Si cette nation étoit située vers le nord, et qu'elle eût un grand nombre de denrées superflues, comme elle manqueroit aussi d'un grand nombre de marchandises que son climat lui refuseroit, elle feroit un commerce nécessaire, mais grand, avec les peuples du midi; et, choisissant les Etats qu'elle favoriseroit d'un commerce avantageux, elle feroit des traités réciproquement utiles avec la nation qu'elle auroit choisie.

Dans un État où d'un côté l'opulence seroit extrême, et de l'autre les impôts excessifs, on ne pourroit guère vivre sans industrie avec une fortune bornée. Bien des gens, sous prétexte de voyages ou de

santé, s'exileroient de chez eux, et iroient chercher l'abondance dans les pays de la servitude même.

Une nation commerçante a un nombre prodigieux de petits intérêts particuliers; elle peut donc choquer et être choquée d'une infinité de manières. Celle-ci deviendroit souverainement jalouse; et elle s'affligeroit plus de la prospérité des autres qu'elle ne jouiroit de la sienne.

Et ses lois, d'ailleurs douces et faciles, pourroient être si rigides à l'égard du commerce et de la navigation qu'on feroit chez elle, qu'elle sembleroit ne négocier qu'avec des ennemis.

Si cette nation envoyoit au loin des colonies, elle le feroit plus pour étendre son commerce que sa domination.

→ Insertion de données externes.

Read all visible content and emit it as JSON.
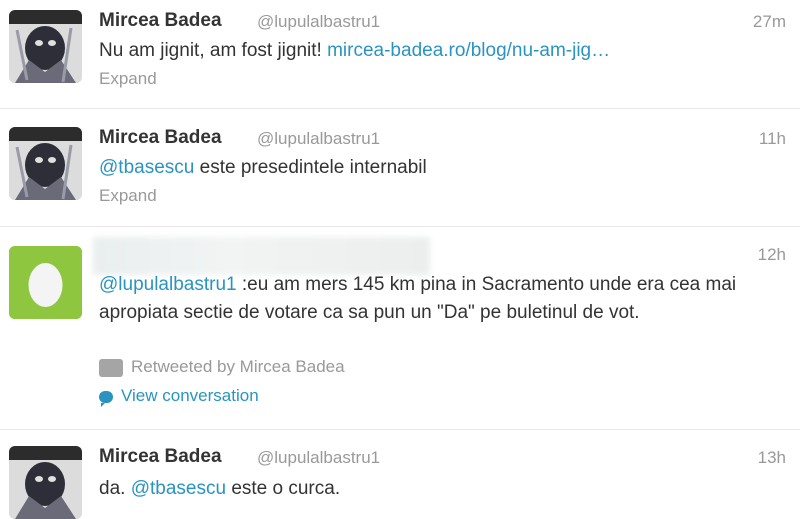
{
  "tweets": [
    {
      "name": "Mircea Badea",
      "handle": "@lupulalbastru1",
      "time": "27m",
      "text_before": "Nu am jignit, am fost jignit! ",
      "link": "mircea-badea.ro/blog/nu-am-jig…",
      "expand": "Expand"
    },
    {
      "name": "Mircea Badea",
      "handle": "@lupulalbastru1",
      "time": "11h",
      "mention": "@tbasescu",
      "text_after": " este presedintele internabil",
      "expand": "Expand"
    },
    {
      "time": "12h",
      "mention": "@lupulalbastru1",
      "text_after": " :eu am mers 145 km pina in Sacramento unde era cea mai apropiata sectie de votare ca sa pun un \"Da\" pe buletinul de vot.",
      "retweeted_by": "Retweeted by Mircea Badea",
      "view_conversation": "View conversation"
    },
    {
      "name": "Mircea Badea",
      "handle": "@lupulalbastru1",
      "time": "13h",
      "text_before": "da. ",
      "mention": "@tbasescu",
      "text_after": " este o curca."
    }
  ],
  "colors": {
    "link": "#2a94c1",
    "muted": "#999999",
    "text": "#333333",
    "egg_bg": "#8ec640"
  },
  "icons": [
    "avatar-image",
    "egg-avatar",
    "retweet-icon",
    "speech-bubble-icon"
  ]
}
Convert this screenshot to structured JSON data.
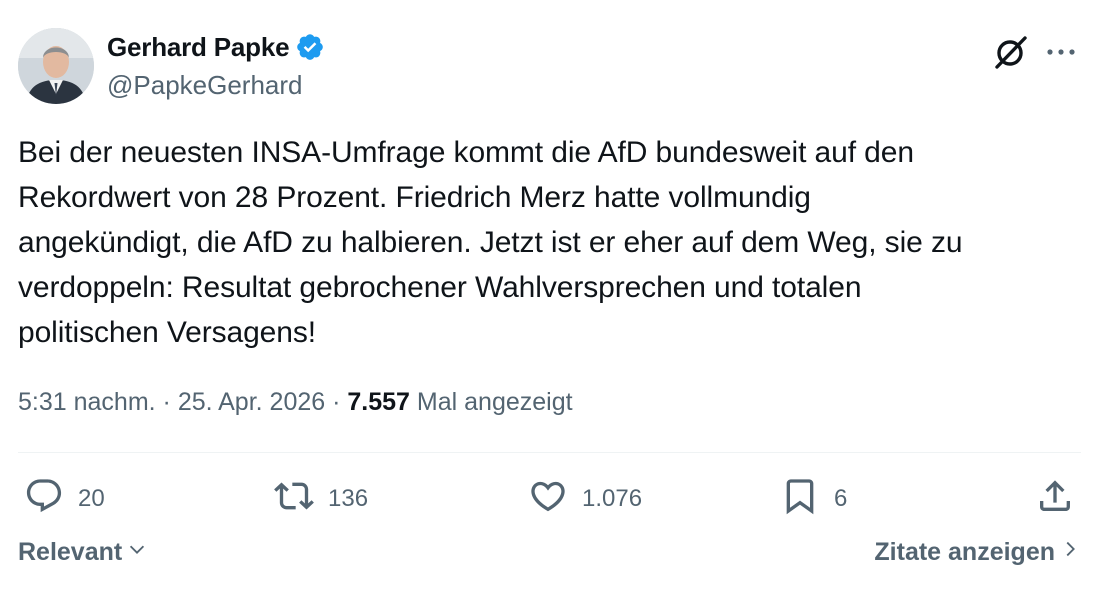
{
  "author": {
    "name": "Gerhard Papke",
    "handle": "@PapkeGerhard",
    "verified": true,
    "verified_color": "#1d9bf0"
  },
  "tweet": {
    "text": "Bei der neuesten INSA-Umfrage kommt die AfD bundesweit auf den\nRekordwert von 28 Prozent. Friedrich Merz hatte vollmundig\nangekündigt, die AfD zu halbieren. Jetzt ist er eher auf dem Weg, sie zu\nverdoppeln: Resultat gebrochener Wahlversprechen und totalen\npolitischen Versagens!"
  },
  "meta": {
    "time": "5:31 nachm.",
    "separator": " · ",
    "date": "25. Apr. 2026",
    "views_count": "7.557",
    "views_label": "Mal angezeigt"
  },
  "actions": {
    "replies": "20",
    "reposts": "136",
    "likes": "1.076",
    "bookmarks": "6"
  },
  "footer": {
    "sort_label": "Relevant",
    "quotes_label": "Zitate anzeigen"
  },
  "icons": {
    "header": [
      "grok-icon",
      "more-icon"
    ],
    "actions": [
      "reply-icon",
      "repost-icon",
      "like-icon",
      "bookmark-icon",
      "share-icon"
    ]
  },
  "colors": {
    "text": "#0f1419",
    "secondary": "#536471",
    "divider": "#eff3f4"
  }
}
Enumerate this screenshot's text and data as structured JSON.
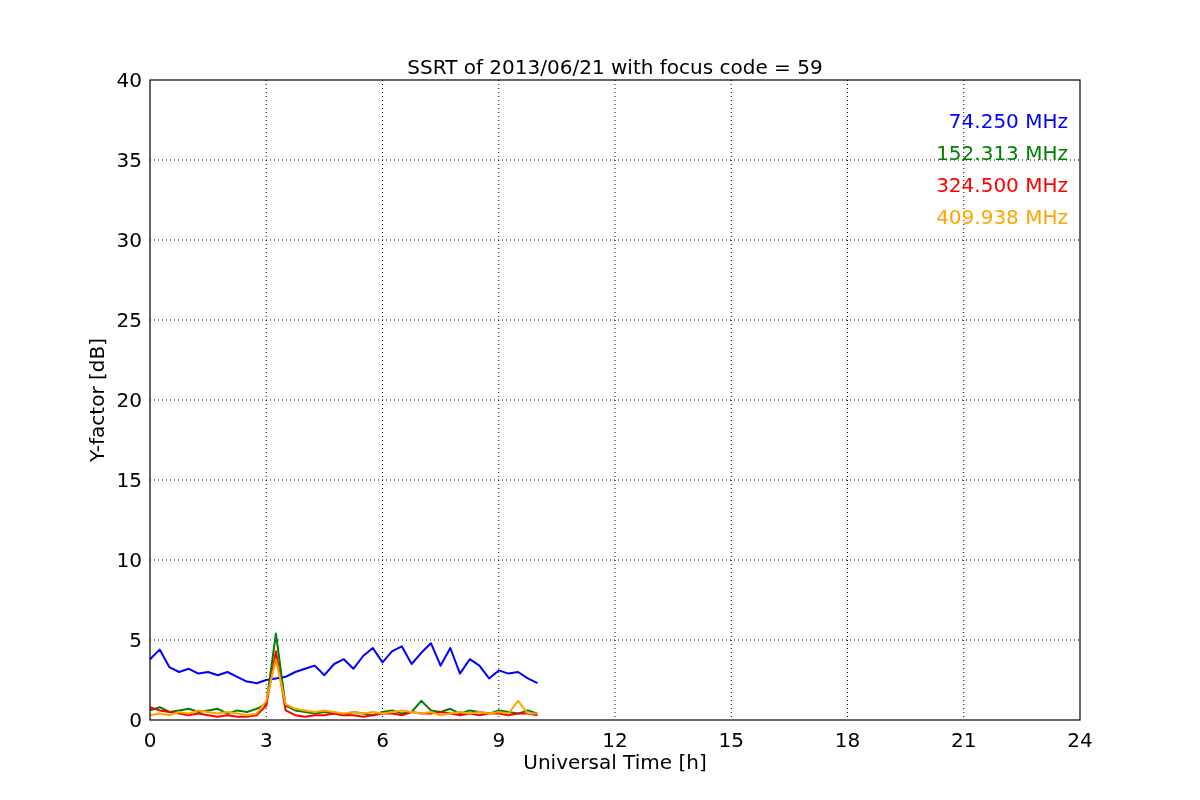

Comme on aime à établir ailleurs ce qu'on trouve établi chez soi, elle donneroit aux peuples de ses colonies la forme de son gouvernement propre; et ce gouvernement portant avec lui la prospérité, on verroit se former de grands peuples dans les forêts mêmes qu'elle enverroit habiter.

Il pourroit être qu'elle auroit autrefois subjugué une nation voisine, qui, par sa situation, la bonté de ses ports, la nature de ses richesses, lui donneroit de la jalousię: ainsi, quoiqu'elle lui eût donné ses propres lois, elle la tiendroit dans une grande dépendance; de façon que les citoyens y seroient libres, et que l'État luimême seroit esclave.

L'État conquis auroit un très-bon gouvernement civil, mais il seroit accablé par le droit des gens; et on lui imposeroit des lois de nation à nation, qui seroient telles que sa prospérité ne seroit que précaire, et seulement en dépôt pour un maître.

La nation dominante habitant une grande île, et étant en possession d'un grand commerce, auroit toutes sortes de facilités pour avoir des forces de mer; et, comme la conservation de sa liberté demanderoit qu'elle n'eût ni places, ni forteresses, ni armées de terre, elle auroit besoin d'une armée de mer qui la garantît des invasions; et sa marine seroit supérieure à celle de toutes les autres puissances, qui, ayant besoin d'employer leurs finances pour la guerre de terre, n'en auroient plus assez pour la guerre de mer.

L'empire de la mer a toujours donné aux peuples qui l'ont possédé une fierté naturelle, parce que, se sentant capables d'insulter partout, ils croient que leur pouvoir n'a pas plus de bornes que l'Océan.

Cette nation pourroit avoir une grande influence dans les affaires de ses voisins. Car, comme elle n'emploieroit pas sa puissance à conquérir, on rechercheroit plus son amitié, et l'on craindroit plus sa haine que l'inconstance de son gouvernement et son agitation intérieure ne sembleroient le permettre.